Review: Arundel Festival Shakespeare
A Midsummer Night's Dream, Arundel Castle
William Shakespeare might almost be considered a literary environmentalist - given the extent to which he recycled plots.
His comedies revolve almost exclusively around mistaken identity, lovers forced by stern fathers to marry against their wishes, a dollop of magic for good measure, and the inclusion of a foolish character who is more laughed at than with.
A Midsummer Night's Dream does not disappoint on any of these fronts.
It is a curious mixture of young Athenian lovers battling against unrequited affections and marriage plans over which they have little control; it is of local tradesmen rehearsing a dramatic play to delight or otherwise the duke and his new wife; and finally but most notably it is set in an enchanted wood where fairies weave their own magic to ultimately bring about a happy ending.
So much for plot. It's almost inconsequential. Shakespeare stands or falls by the quality of the acting and direction.
The GB Theatre Company once more made a welcome return to the Collector Earl's Garden at Arundel Castle to prove their mastery of both.
They squeeze every last drop of visual humour from the classic and they extract every last laugh from Bottom's attempt to play every role in the labourers' drama.
True to the Bard in every detail, the small cast each play a multitude of characters - changing at speed from one Elizabethan costume to the next and then back again.
Greg Shrewing gives a magnificent portrayal of Bottom.

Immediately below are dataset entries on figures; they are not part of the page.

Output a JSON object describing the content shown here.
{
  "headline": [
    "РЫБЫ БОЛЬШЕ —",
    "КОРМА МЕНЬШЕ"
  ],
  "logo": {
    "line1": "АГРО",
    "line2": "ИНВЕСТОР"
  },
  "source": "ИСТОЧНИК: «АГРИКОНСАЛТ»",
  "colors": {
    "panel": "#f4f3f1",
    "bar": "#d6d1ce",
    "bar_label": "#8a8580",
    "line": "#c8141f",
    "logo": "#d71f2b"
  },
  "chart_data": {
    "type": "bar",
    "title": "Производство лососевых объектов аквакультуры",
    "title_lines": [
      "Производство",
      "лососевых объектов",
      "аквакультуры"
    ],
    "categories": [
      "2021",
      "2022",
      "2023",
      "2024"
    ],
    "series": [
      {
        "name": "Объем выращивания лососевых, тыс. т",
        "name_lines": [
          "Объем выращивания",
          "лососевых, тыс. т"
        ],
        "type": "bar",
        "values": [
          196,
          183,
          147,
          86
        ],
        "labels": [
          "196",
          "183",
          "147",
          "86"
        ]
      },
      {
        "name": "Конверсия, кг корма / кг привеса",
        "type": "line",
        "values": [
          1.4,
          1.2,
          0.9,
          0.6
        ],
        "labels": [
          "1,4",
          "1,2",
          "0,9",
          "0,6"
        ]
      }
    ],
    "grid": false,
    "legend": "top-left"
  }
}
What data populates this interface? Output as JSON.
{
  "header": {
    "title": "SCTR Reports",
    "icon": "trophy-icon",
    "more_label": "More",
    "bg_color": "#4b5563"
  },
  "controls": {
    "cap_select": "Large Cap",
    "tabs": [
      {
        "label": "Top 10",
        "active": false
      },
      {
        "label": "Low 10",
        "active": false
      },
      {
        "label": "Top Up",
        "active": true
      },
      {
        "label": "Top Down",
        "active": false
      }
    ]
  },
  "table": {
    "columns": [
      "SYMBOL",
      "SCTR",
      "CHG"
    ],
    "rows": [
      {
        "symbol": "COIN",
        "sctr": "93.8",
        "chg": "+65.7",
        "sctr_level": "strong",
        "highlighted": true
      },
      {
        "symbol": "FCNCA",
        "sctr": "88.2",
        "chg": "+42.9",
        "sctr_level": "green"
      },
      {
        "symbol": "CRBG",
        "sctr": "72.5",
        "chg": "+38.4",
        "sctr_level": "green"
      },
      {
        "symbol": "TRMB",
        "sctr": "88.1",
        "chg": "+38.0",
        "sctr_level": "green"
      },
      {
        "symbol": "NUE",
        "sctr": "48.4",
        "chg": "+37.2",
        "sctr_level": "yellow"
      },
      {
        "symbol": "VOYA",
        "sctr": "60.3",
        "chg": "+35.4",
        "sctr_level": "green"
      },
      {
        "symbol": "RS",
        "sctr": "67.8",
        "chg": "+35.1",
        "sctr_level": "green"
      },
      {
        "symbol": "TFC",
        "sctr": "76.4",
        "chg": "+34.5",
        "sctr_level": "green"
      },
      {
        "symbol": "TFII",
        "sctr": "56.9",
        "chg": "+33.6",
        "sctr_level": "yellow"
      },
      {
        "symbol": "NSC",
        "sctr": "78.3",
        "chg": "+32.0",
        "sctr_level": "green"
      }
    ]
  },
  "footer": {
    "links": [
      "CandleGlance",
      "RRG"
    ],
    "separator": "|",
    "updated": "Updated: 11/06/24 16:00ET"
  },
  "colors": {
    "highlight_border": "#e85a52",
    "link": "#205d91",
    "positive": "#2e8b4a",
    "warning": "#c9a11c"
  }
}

He gets the tempo absolutely right. He almost casually parades an immense talent.
But the scene stealers in the second half are two of leading ladies Charlotte James and Mollie Fyfe Taylor who transform a fight scene between them into something far more earthy and contemporary. They noticeably shift the whole production up a gear in that one moment.
Alec White is nimble, mischievous puck. But all the cast deserve applause - Jackson Pentland, Tina Harris, Matthew Gordon, director Jonathan Collings and of course Barrie Palmer the artistic director of the company.
This is the perfect setting for Shakespeare and none deliver it better at Arundel than GB.